Story construction becomes crucial when you only have ten minutes to move from start to finish and oftentimes a linear progression is best. I use Penelope Lawson‘s Numb as an example because the bones of its plot are good despite its unorthodox orchestration ruining its potential to resonate. Set against New York City’s Chinatown, a devastated woman seeks solace between the legs of any willing suitor that comes along. Our job is to understand her suffering as more than a punch line to her actions. So having Astrid (Rebecca Martos)—at this point simply an annoyed Indian restaurant patron enduring another customer’s small talk (Daniel Deutsch‘s Mark)—ask a stranger if he’d have sex with her is quite the out-of-left-field hook. Sadly its success is never quite matched.
We don’t know if she’s bored, trying to rile him up, or completely serious. We still don’t as the screen cuts away to the title. We do get an idea upon returning to the action with Astrid stewing in silence at an Alcoholics Anonymous meeting. Is this her problem or is she just trolling for damaged goods willing to sleep with her a la Fight Club? The film’s air of mystery is retained even as Astrid’s pain slowly bubbles to the surface, readying us for an important reveal. And sure enough it comes courtesy of her friend/neighbor Maddie’s (Olivia Sharpe) worry. Knowing can now move this character to a place of cathartic release—a direction most would choose. But Lawson isn’t most and I applaud her for that.
The problem arises when we realize how far from conventional she’s going. Suddenly we’re pulled in and out of her timeline, our disorientation causing us to lose any empathy we had built for Astrid’s tragic soul. An encounter with Mike (Nicolas diPierro) conjures a sadness to rip things open and yet we’re transported back to that Indian restaurant. And when that’s done we’re back to her depression as though she just left Mike. My footing was gone. I had no clue where or when I was. So when an ending that should excel in its dramatic connotations arrives, I wasn’t ready. I hadn’t yet digested the sharp shifts in place. My mind said I should sympathize with Astrid’s plight but my heart wasn’t provided the time.
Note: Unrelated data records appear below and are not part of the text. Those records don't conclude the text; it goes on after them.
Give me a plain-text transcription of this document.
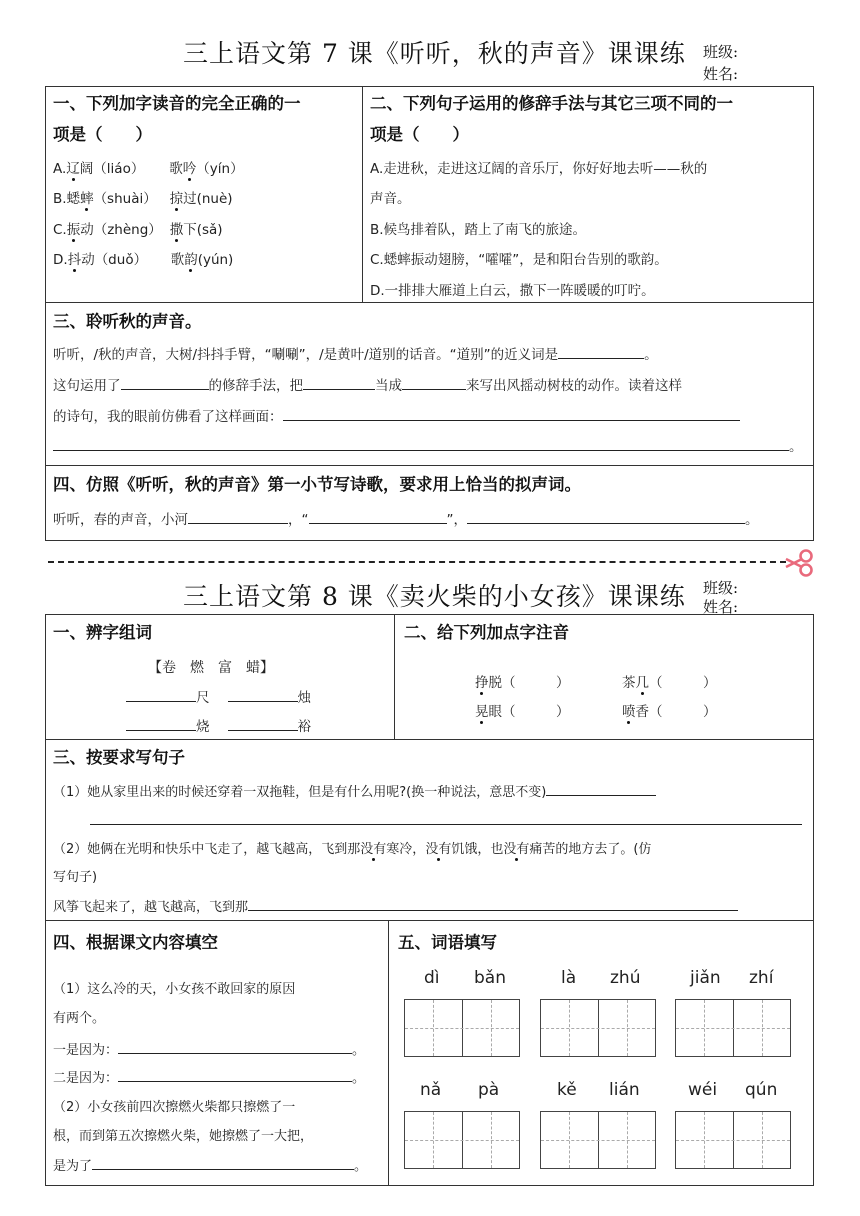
三上语文第 7 课《听听，秋的声音》课课练 班级:
姓名:
一、下列加字读音的完全正确的一
项是（　　）
A.辽阔（liáo） 歌吟（yín）
B.蟋蟀（shuài） 掠过(nuè)
C.振动（zhèng） 撒下(sǎ)
D.抖动（duǒ） 歌韵(yún)
二、下列句子运用的修辞手法与其它三项不同的一
项是（　　）
A.走进秋，走进这辽阔的音乐厅，你好好地去听——秋的
声音。
B.候鸟排着队，踏上了南飞的旅途。
C.蟋蟀振动翅膀，“嚯嚯”，是和阳台告别的歌韵。
D.一排排大雁道上白云，撒下一阵暖暖的叮咛。
三、聆听秋的声音。
听听，/秋的声音，大树/抖抖手臂，“唰唰”，/是黄叶/道别的话音。“道别”的近义词是	。
这句运用了	的修辞手法，把	当成	来写出风摇动树枝的动作。读着这样
的诗句，我的眼前仿佛看了这样画面：
。
四、仿照《听听，秋的声音》第一小节写诗歌，要求用上恰当的拟声词。
听听，春的声音，小河	，“	”，	。
三上语文第 8 课《卖火柴的小女孩》课课练 班级:
姓名:
一、辨字组词
【卷　燃　富　蜡】
尺	烛
烧	裕
二、给下列加点字注音
挣脱（　　　）	茶几（　　　）
晃眼（　　　）	喷香（　　　）
三、按要求写句子
（1）她从家里出来的时候还穿着一双拖鞋，但是有什么用呢?(换一种说法，意思不变)
（2）她俩在光明和快乐中飞走了，越飞越高，飞到那没有寒冷，没有饥饿，也没有痛苦的地方去了。(仿
写句子)
风筝飞起来了，越飞越高，飞到那
四、根据课文内容填空
（1）这么冷的天，小女孩不敢回家的原因
有两个。
一是因为：	。
二是因为：	。
（2）小女孩前四次擦燃火柴都只擦燃了一
根，而到第五次擦燃火柴，她擦燃了一大把，
是为了	。
五、词语填写
dì bǎn	là zhú	jiǎn zhí
nǎ pà	kě lián	wéi qún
“That’s it? That’s how it ends?” I was incredulous because I generally crave this type of ending. But for some reason Numb didn’t work and I believe it’s a result of Lawson’s abstract construction. I’m not saying a linear progression would fix it, but it would have afforded me the breathing room to better accept this woman’s downward spiral. The beginning doesn’t scream “problem”. Neither does the AA meeting. Maybe Astrid is promiscuous because she likes sex. So when we do learn the reasons for her actions, we should remain in them to understand. Rather than providing clarity, rewinding to the start only supplies regression. So an abrupt return to that pain of dark thoughts afterwards falls flat. Lawson got me comprehending Astrid’s pain intellectually, but never emotionally.